Interestingly, a significant regression of active inflammatory lesions was already seen after 6 weeks of etanercept treatment as compared with placebo. This is the first report on improvement of spinal inflammation after such a short period of time. In other studies MRI examinations were performed after 12 weeks.^12,21 The remarkably rapid improvement seen by MRI agrees with the suggestion that clinical improvement already occurs after only 2 weeks of treatment with etanercept.⁹ These data do not suggest that etanercept has an earlier effect than other anti-TNF agents, it just indicates that there are no such data available for other compounds.

A further reduction of active inflammatory spinal lesions was seen after continuous treatment with etanercept for 24 weeks. This indicates that longer periods of treatment are needed to see further effects of anti-TNF treatment on spinal inflammation as detected by MRI. Whether regression of inflammatory spinal lesions of more than 70% beyond 24 weeks of treatment with etanercept is to be expected cannot be answered by our study, but there is some evidence for lasting efficacy from a 1 year follow up.²¹ That study²¹ on another cohort of patients with AS using somewhat different MRI techniques was carried out in parallel with the one reported here and obtained very similar results. Taken together, the results of both trials strongly confirm the efficacy of etanercept on spinal lesions in AS.

As reported in a previous study,²¹ the STIR technique, which visualises oedema and hypervascularisation, was more sensitive for the detection of active inflammatory lesions than the T₁/Gd-DTPA technique, which visualises inflammation by use of contrast agents that enhance areas of inflammation. Using the same two MRI techniques (STIR and T₁/Gd-DTPA MRI sequences) as in the present study, we found that the STIR sequence always gave higher scores (higher sensitivity) than the T₁/Gd-DTPA sequence. Similar results have been reported in another study.²² The magnitude of improvement of active lesions was similarly demonstrated by either technique (STIR or T₁/Gd-DTPA), indicating a similar sensitivity to change. The finding that in the between-group comparison only the T₁/Gd-DTPA showed a significant difference is likely to be explained by the sample size (type II error).

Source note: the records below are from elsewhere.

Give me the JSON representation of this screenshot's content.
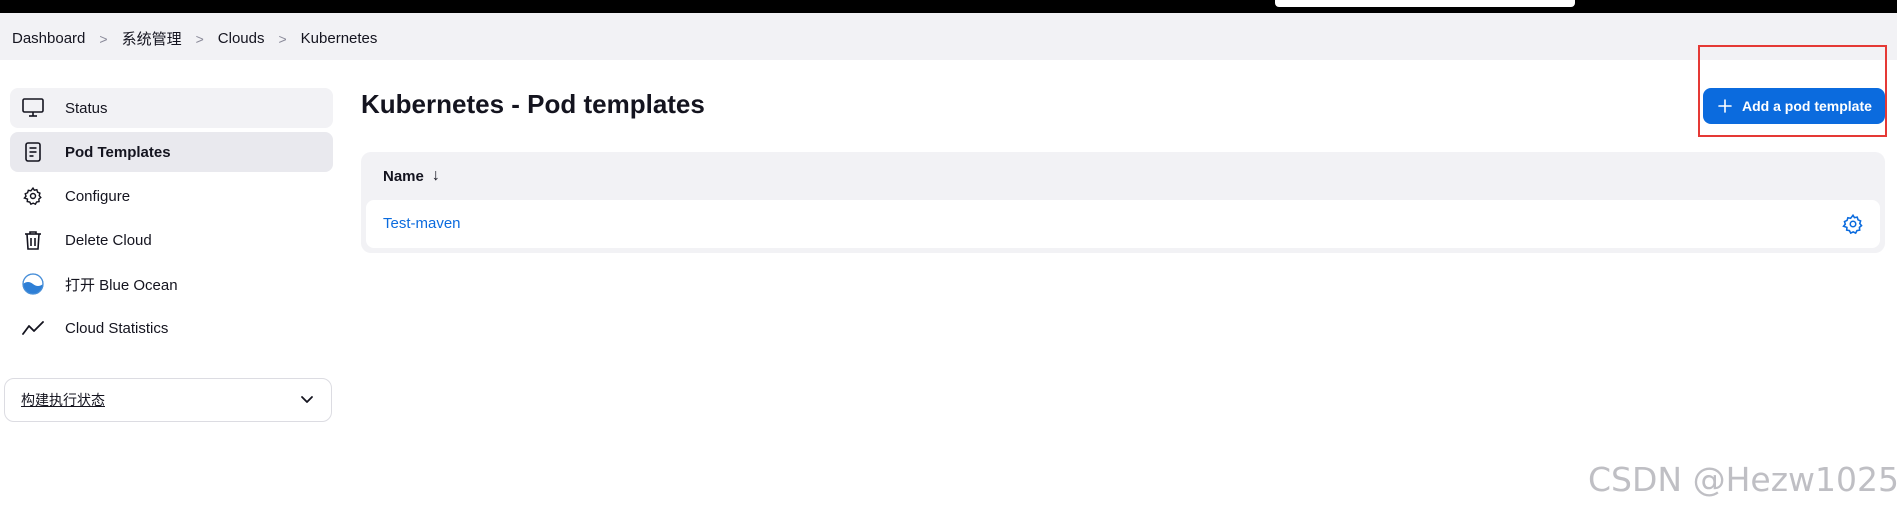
{
  "breadcrumb": [
    {
      "label": "Dashboard"
    },
    {
      "label": "系统管理"
    },
    {
      "label": "Clouds"
    },
    {
      "label": "Kubernetes"
    }
  ],
  "sidebar": {
    "items": [
      {
        "label": "Status",
        "icon": "monitor-icon"
      },
      {
        "label": "Pod Templates",
        "icon": "document-icon"
      },
      {
        "label": "Configure",
        "icon": "gear-icon"
      },
      {
        "label": "Delete Cloud",
        "icon": "trash-icon"
      },
      {
        "label": "打开 Blue Ocean",
        "icon": "blue-ocean-icon"
      },
      {
        "label": "Cloud Statistics",
        "icon": "line-chart-icon"
      }
    ]
  },
  "build_executor": {
    "label": "构建执行状态"
  },
  "page": {
    "title": "Kubernetes - Pod templates"
  },
  "actions": {
    "add_label": "Add a pod template"
  },
  "table": {
    "header_name": "Name",
    "sort_indicator": "↓",
    "rows": [
      {
        "name": "Test-maven"
      }
    ]
  },
  "watermark": "CSDN @Hezw1025",
  "colors": {
    "accent": "#0b6bde",
    "highlight": "#e53935"
  }
}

Scoring of active inflammatory lesions of the SI joints showed only moderate and non-significant regression of such lesions upon treatment with etanercept. In some patients without change according to the scoring method used, the reader noted some decrease of active inflammatory lesions after 24 weeks. Thus, one possible explanation is that the scoring method applied for the SI joints is not sufficiently sensitive to change. Whether semiaxial planes²³ in addition to the conventional semicoronal planes of the SI joints would have added further information on the change in the SI joints is unknown, but unlikely. Further studies on MRI examination of the SI joints, such as those continuing under the auspices of OMERACT,²⁴ will provide more information on this issue.

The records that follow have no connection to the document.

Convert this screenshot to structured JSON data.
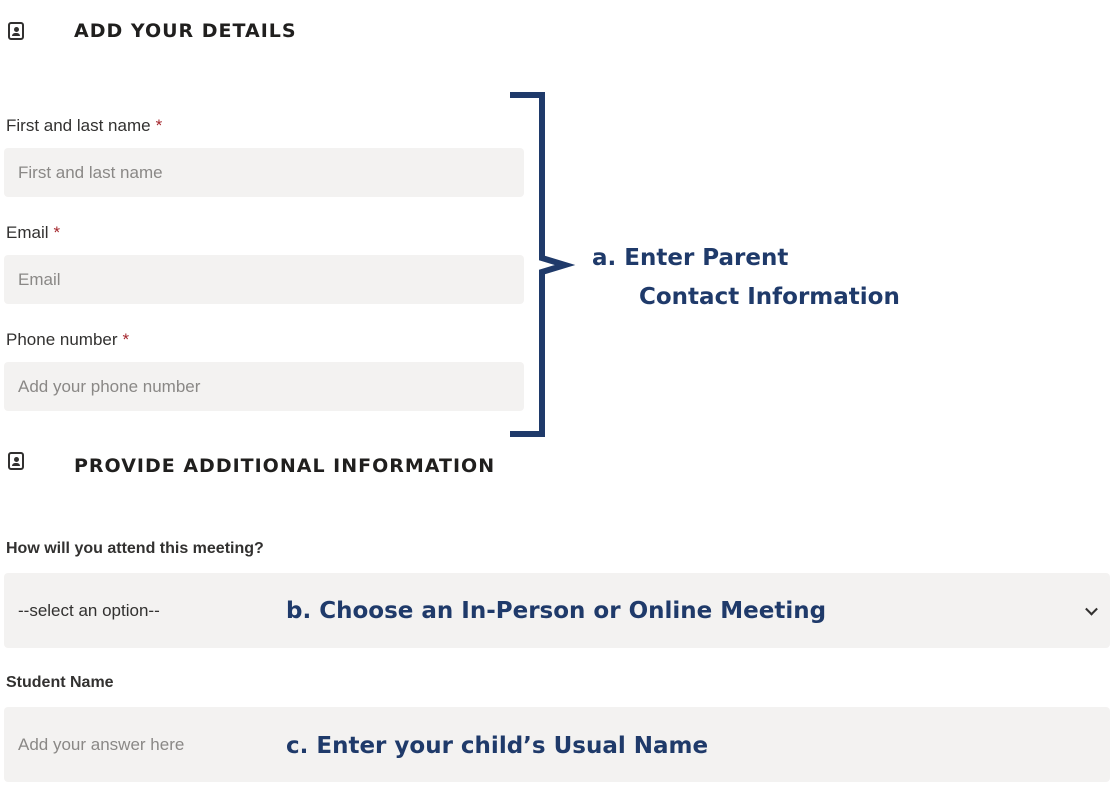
{
  "sections": {
    "details_title": "ADD YOUR DETAILS",
    "additional_title": "PROVIDE ADDITIONAL INFORMATION"
  },
  "fields": {
    "name": {
      "label": "First and last name",
      "required": "*",
      "placeholder": "First and last name"
    },
    "email": {
      "label": "Email",
      "required": "*",
      "placeholder": "Email"
    },
    "phone": {
      "label": "Phone number",
      "required": "*",
      "placeholder": "Add your phone number"
    },
    "attend": {
      "label": "How will you attend this meeting?",
      "selected": "--select an option--"
    },
    "student": {
      "label": "Student Name",
      "placeholder": "Add your answer here"
    }
  },
  "annotations": {
    "a_line1": "a. Enter Parent",
    "a_line2": "Contact Information",
    "b": "b. Choose an In-Person or Online Meeting",
    "c": "c. Enter your child’s Usual Name"
  },
  "icons": [
    "contact-card-icon",
    "contact-card-icon",
    "chevron-down-icon"
  ],
  "colors": {
    "annotation": "#1f3a6a",
    "required": "#a4262c",
    "field_bg": "#f3f2f1"
  }
}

The chronicity score changed little for either the spine or the SI joints, suggesting that chronic changes did not progress in the rather short time period of the follow up. More changes may be detected in longer follow up studies. The sensitivity to change of the scoring system used¹² has not been established to date.

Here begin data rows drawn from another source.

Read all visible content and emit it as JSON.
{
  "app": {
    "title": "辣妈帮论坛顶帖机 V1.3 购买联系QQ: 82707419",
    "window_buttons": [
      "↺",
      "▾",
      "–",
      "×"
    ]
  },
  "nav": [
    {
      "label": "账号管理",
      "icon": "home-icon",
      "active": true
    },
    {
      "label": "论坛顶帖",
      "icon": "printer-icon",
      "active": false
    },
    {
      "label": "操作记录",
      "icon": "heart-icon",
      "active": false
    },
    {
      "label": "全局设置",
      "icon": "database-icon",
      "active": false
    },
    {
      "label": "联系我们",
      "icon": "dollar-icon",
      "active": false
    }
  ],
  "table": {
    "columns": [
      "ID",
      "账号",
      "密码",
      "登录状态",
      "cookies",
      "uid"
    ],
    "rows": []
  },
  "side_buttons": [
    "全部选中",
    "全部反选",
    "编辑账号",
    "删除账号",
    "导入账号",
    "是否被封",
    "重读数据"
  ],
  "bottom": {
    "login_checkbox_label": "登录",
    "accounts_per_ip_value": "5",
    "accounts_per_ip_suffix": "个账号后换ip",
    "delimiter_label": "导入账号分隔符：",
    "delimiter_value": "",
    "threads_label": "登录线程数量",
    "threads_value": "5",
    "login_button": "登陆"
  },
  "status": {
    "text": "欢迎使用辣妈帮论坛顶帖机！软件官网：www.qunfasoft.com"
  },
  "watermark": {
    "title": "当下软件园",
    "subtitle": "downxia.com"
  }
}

In summary, etanercept has strong clinical efficacy on many aspects of active AS and leads to significant regression of active inflammatory lesions in the spine. MRI is a powerful tool for visualising and monitoring active spinal inflammation in patients with active AS and uSpA. It was confirmed that the ASspiMRI-a score can quantify active spinal lesions and is sensitive to change. Some effects on the SI joints were also detected, but this was not statistically significant, possibly indicating that the scoring method used lacks sensitivity to change.